İSTANBUL / AA / MEHMET RAKİPOĞLU / ANALİZ
2 Ekim 2018 tarihinden itibaren gerek uluslararası gerek bölgesel gerekse yerel birçok aktör tarafından hedef tahtasına konulan Suudi Arabistan’ın veliaht prensi, savunma bakanı ve de facto kralı Muhammed bin Selman, zedelenen imajını yenilemek için bir süredir arayış içinde. Suud rejimi tarafından kontrol edilen medya organlarının yayınları ve lobi faaliyetlerine rağmen, özellikle Amerika Birleşik Devletleri (ABD) medyası ve CIA, veliaht prensi Cemal Kaşıkçı cinayetinden sorumlu tutuyor.
Kaşıkçı cinayetinden sonra Batılı aktörler, özellikle Yemen’deki insan hakları ihlallerini gündeme getirdi. İnsan hakları, demokrasi, ifade ve basın özgürlüğü gibi kavramları “benimseyen” birçok Batılı aktör, cinayetten sonra iç kamuoyunu rahatlatmak adına Suudi Arabistan’ı cezalandırdı. Suudi Arabistan’ın Kanada ile başlayan krizi Almanya, Danimarka ve Finlandiya ile devam etti. Söz konusu ülkeler Cemal Kaşıkçı cinayetindeki ve Yemen’de yaşanan insani krizdeki rolü sebebiyle Suudi Arabistan’a silah satışını askıya aldıklarını açıklamışlardı.

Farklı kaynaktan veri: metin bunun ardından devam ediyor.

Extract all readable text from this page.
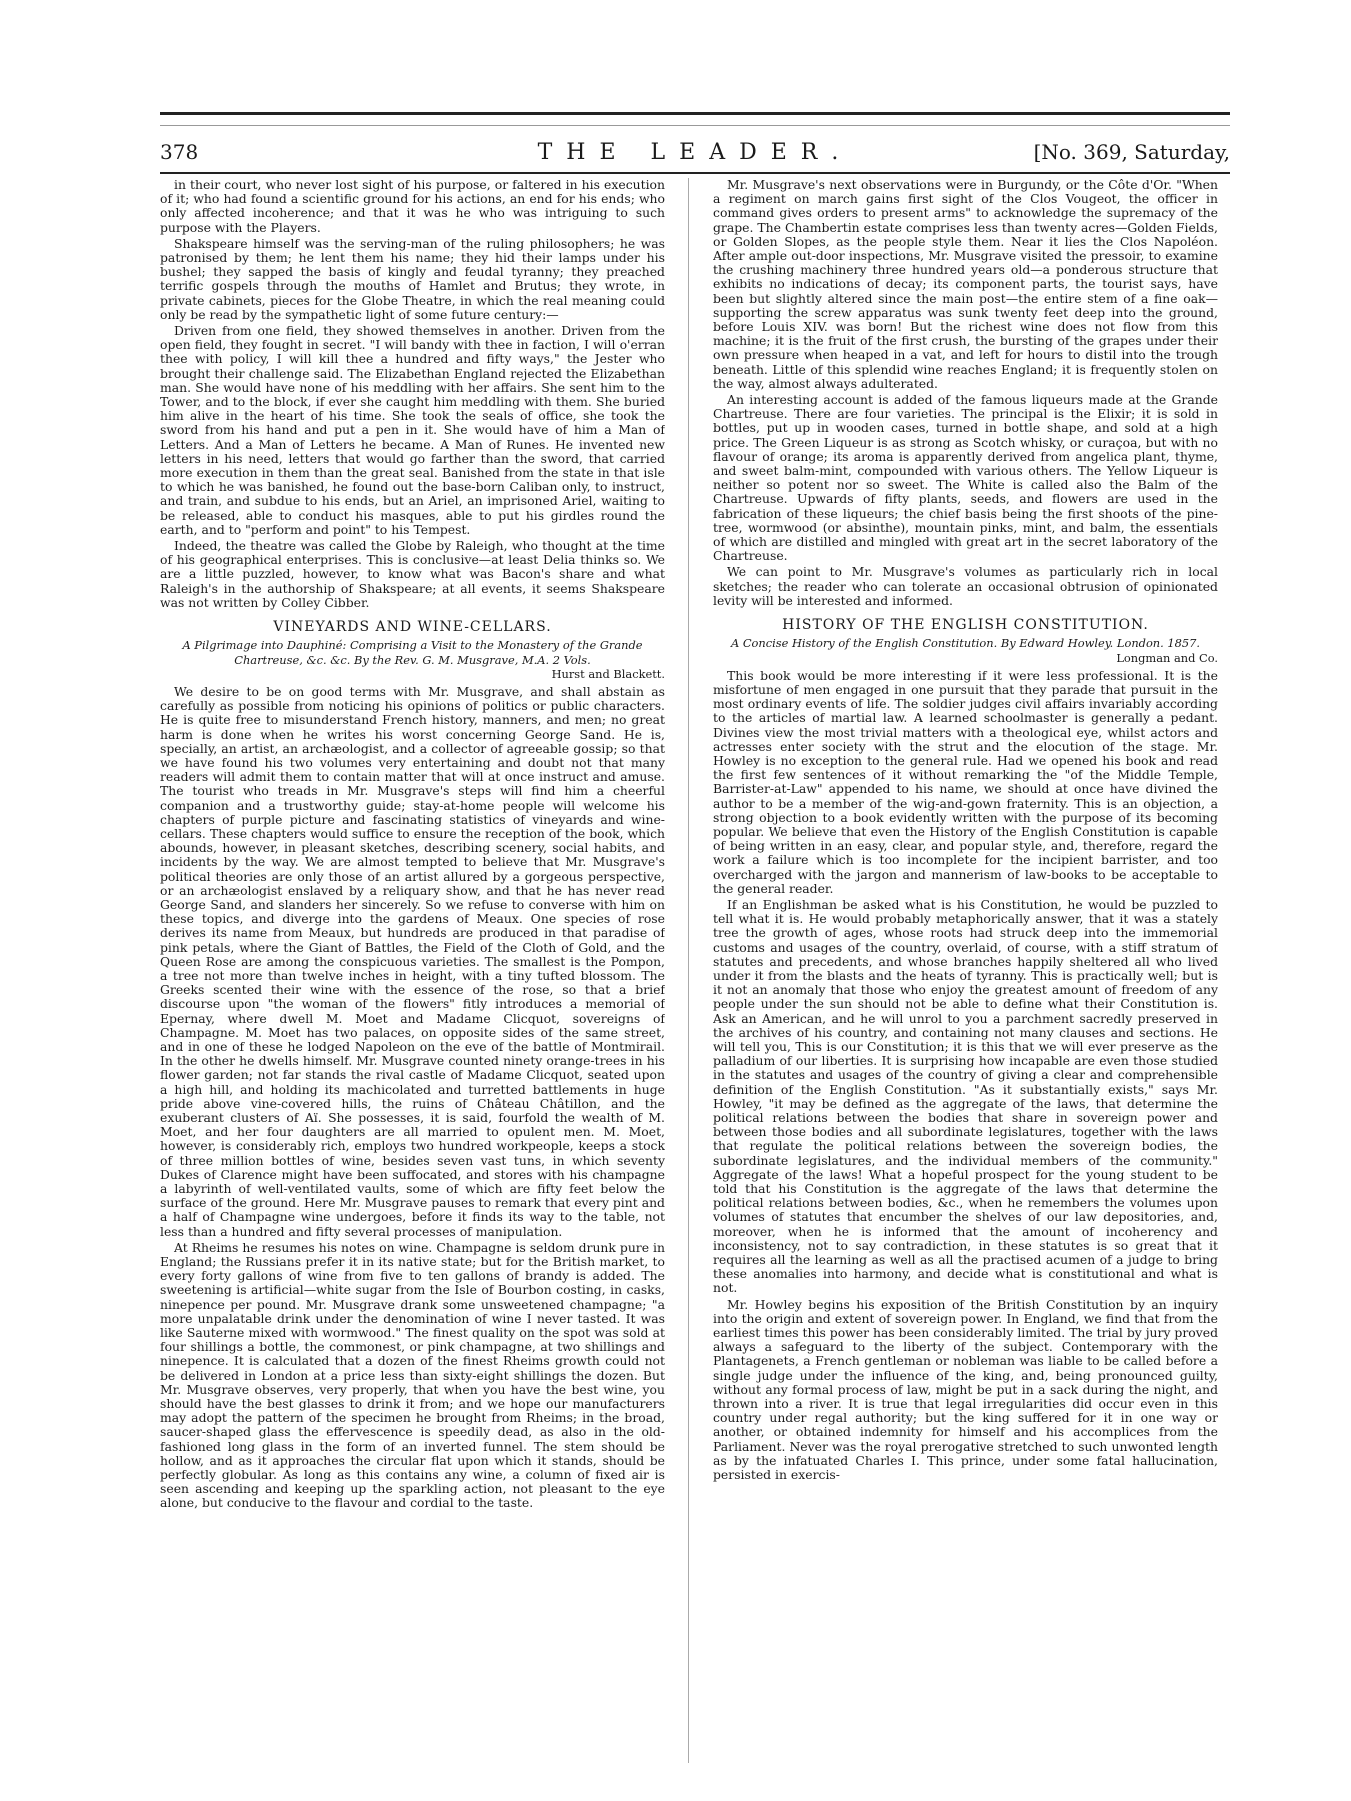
378	THE LEADER.	[No. 369, Saturday,

in their court, who never lost sight of his purpose, or faltered in his execution of it; who had found a scientific ground for his actions, an end for his ends; who only affected incoherence; and that it was he who was intriguing to such purpose with the Players.

Shakspeare himself was the serving-man of the ruling philosophers; he was patronised by them; he lent them his name; they hid their lamps under his bushel; they sapped the basis of kingly and feudal tyranny; they preached terrific gospels through the mouths of Hamlet and Brutus; they wrote, in private cabinets, pieces for the Globe Theatre, in which the real meaning could only be read by the sympathetic light of some future century:—

Driven from one field, they showed themselves in another. Driven from the open field, they fought in secret. "I will bandy with thee in faction, I will o'erran thee with policy, I will kill thee a hundred and fifty ways," the Jester who brought their challenge said. The Elizabethan England rejected the Elizabethan man. She would have none of his meddling with her affairs. She sent him to the Tower, and to the block, if ever she caught him meddling with them. She buried him alive in the heart of his time. She took the seals of office, she took the sword from his hand and put a pen in it. She would have of him a Man of Letters. And a Man of Letters he became. A Man of Runes. He invented new letters in his need, letters that would go farther than the sword, that carried more execution in them than the great seal. Banished from the state in that isle to which he was banished, he found out the base-born Caliban only, to instruct, and train, and subdue to his ends, but an Ariel, an imprisoned Ariel, waiting to be released, able to conduct his masques, able to put his girdles round the earth, and to "perform and point" to his Tempest.

Indeed, the theatre was called the Globe by Raleigh, who thought at the time of his geographical enterprises. This is conclusive—at least Delia thinks so. We are a little puzzled, however, to know what was Bacon's share and what Raleigh's in the authorship of Shakspeare; at all events, it seems Shakspeare was not written by Colley Cibber.

VINEYARDS AND WINE-CELLARS.
A Pilgrimage into Dauphiné: Comprising a Visit to the Monastery of the Grande Chartreuse, &c. &c. By the Rev. G. M. Musgrave, M.A. 2 Vols.
Hurst and Blackett.

We desire to be on good terms with Mr. Musgrave, and shall abstain as carefully as possible from noticing his opinions of politics or public characters. He is quite free to misunderstand French history, manners, and men; no great harm is done when he writes his worst concerning George Sand. He is, specially, an artist, an archæologist, and a collector of agreeable gossip; so that we have found his two volumes very entertaining and doubt not that many readers will admit them to contain matter that will at once instruct and amuse. The tourist who treads in Mr. Musgrave's steps will find him a cheerful companion and a trustworthy guide; stay-at-home people will welcome his chapters of purple picture and fascinating statistics of vineyards and wine-cellars. These chapters would suffice to ensure the reception of the book, which abounds, however, in pleasant sketches, describing scenery, social habits, and incidents by the way. We are almost tempted to believe that Mr. Musgrave's political theories are only those of an artist allured by a gorgeous perspective, or an archæologist enslaved by a reliquary show, and that he has never read George Sand, and slanders her sincerely. So we refuse to converse with him on these topics, and diverge into the gardens of Meaux. One species of rose derives its name from Meaux, but hundreds are produced in that paradise of pink petals, where the Giant of Battles, the Field of the Cloth of Gold, and the Queen Rose are among the conspicuous varieties. The smallest is the Pompon, a tree not more than twelve inches in height, with a tiny tufted blossom. The Greeks scented their wine with the essence of the rose, so that a brief discourse upon "the woman of the flowers" fitly introduces a memorial of Epernay, where dwell M. Moet and Madame Clicquot, sovereigns of Champagne. M. Moet has two palaces, on opposite sides of the same street, and in one of these he lodged Napoleon on the eve of the battle of Montmirail. In the other he dwells himself. Mr. Musgrave counted ninety orange-trees in his flower garden; not far stands the rival castle of Madame Clicquot, seated upon a high hill, and holding its machicolated and turretted battlements in huge pride above vine-covered hills, the ruins of Château Châtillon, and the exuberant clusters of Aï. She possesses, it is said, fourfold the wealth of M. Moet, and her four daughters are all married to opulent men. M. Moet, however, is considerably rich, employs two hundred workpeople, keeps a stock of three million bottles of wine, besides seven vast tuns, in which seventy Dukes of Clarence might have been suffocated, and stores with his champagne a labyrinth of well-ventilated vaults, some of which are fifty feet below the surface of the ground. Here Mr. Musgrave pauses to remark that every pint and a half of Champagne wine undergoes, before it finds its way to the table, not less than a hundred and fifty several processes of manipulation.

At Rheims he resumes his notes on wine. Champagne is seldom drunk pure in England; the Russians prefer it in its native state; but for the British market, to every forty gallons of wine from five to ten gallons of brandy is added. The sweetening is artificial—white sugar from the Isle of Bourbon costing, in casks, ninepence per pound. Mr. Musgrave drank some unsweetened champagne; "a more unpalatable drink under the denomination of wine I never tasted. It was like Sauterne mixed with wormwood." The finest quality on the spot was sold at four shillings a bottle, the commonest, or pink champagne, at two shillings and ninepence. It is calculated that a dozen of the finest Rheims growth could not be delivered in London at a price less than sixty-eight shillings the dozen. But Mr. Musgrave observes, very properly, that when you have the best wine, you should have the best glasses to drink it from; and we hope our manufacturers may adopt the pattern of the specimen he brought from Rheims; in the broad, saucer-shaped glass the effervescence is speedily dead, as also in the old-fashioned long glass in the form of an inverted funnel. The stem should be hollow, and as it approaches the circular flat upon which it stands, should be perfectly globular. As long as this contains any wine, a column of fixed air is seen ascending and keeping up the sparkling action, not pleasant to the eye alone, but conducive to the flavour and cordial to the taste.

Mr. Musgrave's next observations were in Burgundy, or the Côte d'Or. "When a regiment on march gains first sight of the Clos Vougeot, the officer in command gives orders to present arms" to acknowledge the supremacy of the grape. The Chambertin estate comprises less than twenty acres—Golden Fields, or Golden Slopes, as the people style them. Near it lies the Clos Napoléon. After ample out-door inspections, Mr. Musgrave visited the pressoir, to examine the crushing machinery three hundred years old—a ponderous structure that exhibits no indications of decay; its component parts, the tourist says, have been but slightly altered since the main post—the entire stem of a fine oak—supporting the screw apparatus was sunk twenty feet deep into the ground, before Louis XIV. was born! But the richest wine does not flow from this machine; it is the fruit of the first crush, the bursting of the grapes under their own pressure when heaped in a vat, and left for hours to distil into the trough beneath. Little of this splendid wine reaches England; it is frequently stolen on the way, almost always adulterated.

An interesting account is added of the famous liqueurs made at the Grande Chartreuse. There are four varieties. The principal is the Elixir; it is sold in bottles, put up in wooden cases, turned in bottle shape, and sold at a high price. The Green Liqueur is as strong as Scotch whisky, or curaçoa, but with no flavour of orange; its aroma is apparently derived from angelica plant, thyme, and sweet balm-mint, compounded with various others. The Yellow Liqueur is neither so potent nor so sweet. The White is called also the Balm of the Chartreuse. Upwards of fifty plants, seeds, and flowers are used in the fabrication of these liqueurs; the chief basis being the first shoots of the pine-tree, wormwood (or absinthe), mountain pinks, mint, and balm, the essentials of which are distilled and mingled with great art in the secret laboratory of the Chartreuse.

We can point to Mr. Musgrave's volumes as particularly rich in local sketches; the reader who can tolerate an occasional obtrusion of opinionated levity will be interested and informed.

HISTORY OF THE ENGLISH CONSTITUTION.
A Concise History of the English Constitution. By Edward Howley. London. 1857.
Longman and Co.

This book would be more interesting if it were less professional. It is the misfortune of men engaged in one pursuit that they parade that pursuit in the most ordinary events of life. The soldier judges civil affairs invariably according to the articles of martial law. A learned schoolmaster is generally a pedant. Divines view the most trivial matters with a theological eye, whilst actors and actresses enter society with the strut and the elocution of the stage. Mr. Howley is no exception to the general rule. Had we opened his book and read the first few sentences of it without remarking the "of the Middle Temple, Barrister-at-Law" appended to his name, we should at once have divined the author to be a member of the wig-and-gown fraternity. This is an objection, a strong objection to a book evidently written with the purpose of its becoming popular. We believe that even the History of the English Constitution is capable of being written in an easy, clear, and popular style, and, therefore, regard the work a failure which is too incomplete for the incipient barrister, and too overcharged with the jargon and mannerism of law-books to be acceptable to the general reader.

If an Englishman be asked what is his Constitution, he would be puzzled to tell what it is. He would probably metaphorically answer, that it was a stately tree the growth of ages, whose roots had struck deep into the immemorial customs and usages of the country, overlaid, of course, with a stiff stratum of statutes and precedents, and whose branches happily sheltered all who lived under it from the blasts and the heats of tyranny. This is practically well; but is it not an anomaly that those who enjoy the greatest amount of freedom of any people under the sun should not be able to define what their Constitution is. Ask an American, and he will unrol to you a parchment sacredly preserved in the archives of his country, and containing not many clauses and sections. He will tell you, This is our Constitution; it is this that we will ever preserve as the palladium of our liberties. It is surprising how incapable are even those studied in the statutes and usages of the country of giving a clear and comprehensible definition of the English Constitution. "As it substantially exists," says Mr. Howley, "it may be defined as the aggregate of the laws, that determine the political relations between the bodies that share in sovereign power and between those bodies and all subordinate legislatures, together with the laws that regulate the political relations between the sovereign bodies, the subordinate legislatures, and the individual members of the community." Aggregate of the laws! What a hopeful prospect for the young student to be told that his Constitution is the aggregate of the laws that determine the political relations between bodies, &c., when he remembers the volumes upon volumes of statutes that encumber the shelves of our law depositories, and, moreover, when he is informed that the amount of incoherency and inconsistency, not to say contradiction, in these statutes is so great that it requires all the learning as well as all the practised acumen of a judge to bring these anomalies into harmony, and decide what is constitutional and what is not.

Mr. Howley begins his exposition of the British Constitution by an inquiry into the origin and extent of sovereign power. In England, we find that from the earliest times this power has been considerably limited. The trial by jury proved always a safeguard to the liberty of the subject. Contemporary with the Plantagenets, a French gentleman or nobleman was liable to be called before a single judge under the influence of the king, and, being pronounced guilty, without any formal process of law, might be put in a sack during the night, and thrown into a river. It is true that legal irregularities did occur even in this country under regal authority; but the king suffered for it in one way or another, or obtained indemnity for himself and his accomplices from the Parliament. Never was the royal prerogative stretched to such unwonted length as by the infatuated Charles I. This prince, under some fatal hallucination, persisted in exercis-
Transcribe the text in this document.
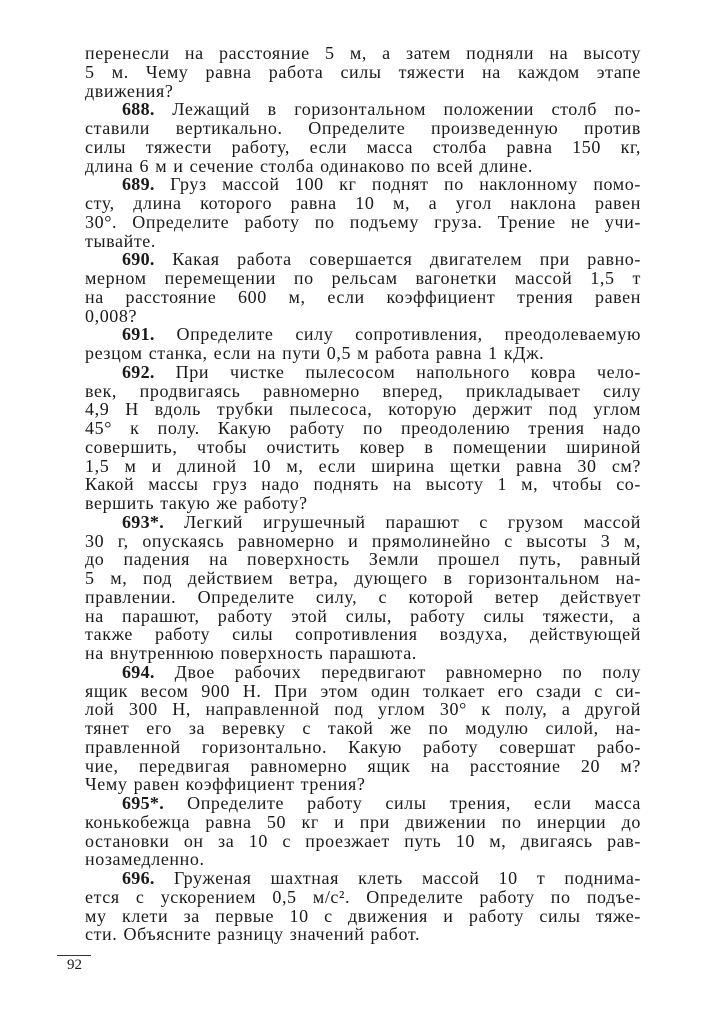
перенесли на расстояние 5 м, а затем подняли на высоту
5 м. Чему равна работа силы тяжести на каждом этапе
движения?
688. Лежащий в горизонтальном положении столб по-
ставили вертикально. Определите произведенную против
силы тяжести работу, если масса столба равна 150 кг,
длина 6 м и сечение столба одинаково по всей длине.
689. Груз массой 100 кг поднят по наклонному помо-
сту, длина которого равна 10 м, а угол наклона равен
30°. Определите работу по подъему груза. Трение не учи-
тывайте.
690. Какая работа совершается двигателем при равно-
мерном перемещении по рельсам вагонетки массой 1,5 т
на расстояние 600 м, если коэффициент трения равен
0,008?
691. Определите силу сопротивления, преодолеваемую
резцом станка, если на пути 0,5 м работа равна 1 кДж.
692. При чистке пылесосом напольного ковра чело-
век, продвигаясь равномерно вперед, прикладывает силу
4,9 Н вдоль трубки пылесоса, которую держит под углом
45° к полу. Какую работу по преодолению трения надо
совершить, чтобы очистить ковер в помещении шириной
1,5 м и длиной 10 м, если ширина щетки равна 30 см?
Какой массы груз надо поднять на высоту 1 м, чтобы со-
вершить такую же работу?
693*. Легкий игрушечный парашют с грузом массой
30 г, опускаясь равномерно и прямолинейно с высоты 3 м,
до падения на поверхность Земли прошел путь, равный
5 м, под действием ветра, дующего в горизонтальном на-
правлении. Определите силу, с которой ветер действует
на парашют, работу этой силы, работу силы тяжести, а
также работу силы сопротивления воздуха, действующей
на внутреннюю поверхность парашюта.
694. Двое рабочих передвигают равномерно по полу
ящик весом 900 Н. При этом один толкает его сзади с си-
лой 300 Н, направленной под углом 30° к полу, а другой
тянет его за веревку с такой же по модулю силой, на-
правленной горизонтально. Какую работу совершат рабо-
чие, передвигая равномерно ящик на расстояние 20 м?
Чему равен коэффициент трения?
695*. Определите работу силы трения, если масса
конькобежца равна 50 кг и при движении по инерции до
остановки он за 10 с проезжает путь 10 м, двигаясь рав-
нозамедленно.
696. Груженая шахтная клеть массой 10 т поднима-
ется с ускорением 0,5 м/с². Определите работу по подъе-
му клети за первые 10 с движения и работу силы тяже-
сти. Объясните разницу значений работ.
92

Her ne kadar birçok ABD’li aktör Suudi Arabistan’ı ve veliaht prensi cinayetten sorumlu tutsa da, Trump ve ekibi Suudi Arabistan ile ilişkilerini kopar(a)madı. Trump ve ekibinin veliaht prensi savunan pozisyonuna rağmen, ABD içinde de birçok aktör, Kaşıkçı cinayeti ve Yemen’deki kriz başta olmak üzere, Ortadoğu’da istikrarsızlığa neden olan ve uluslararası hukuka aykırı birçok olayın arkasında bulunan Suud yönetimini eleştirmişti.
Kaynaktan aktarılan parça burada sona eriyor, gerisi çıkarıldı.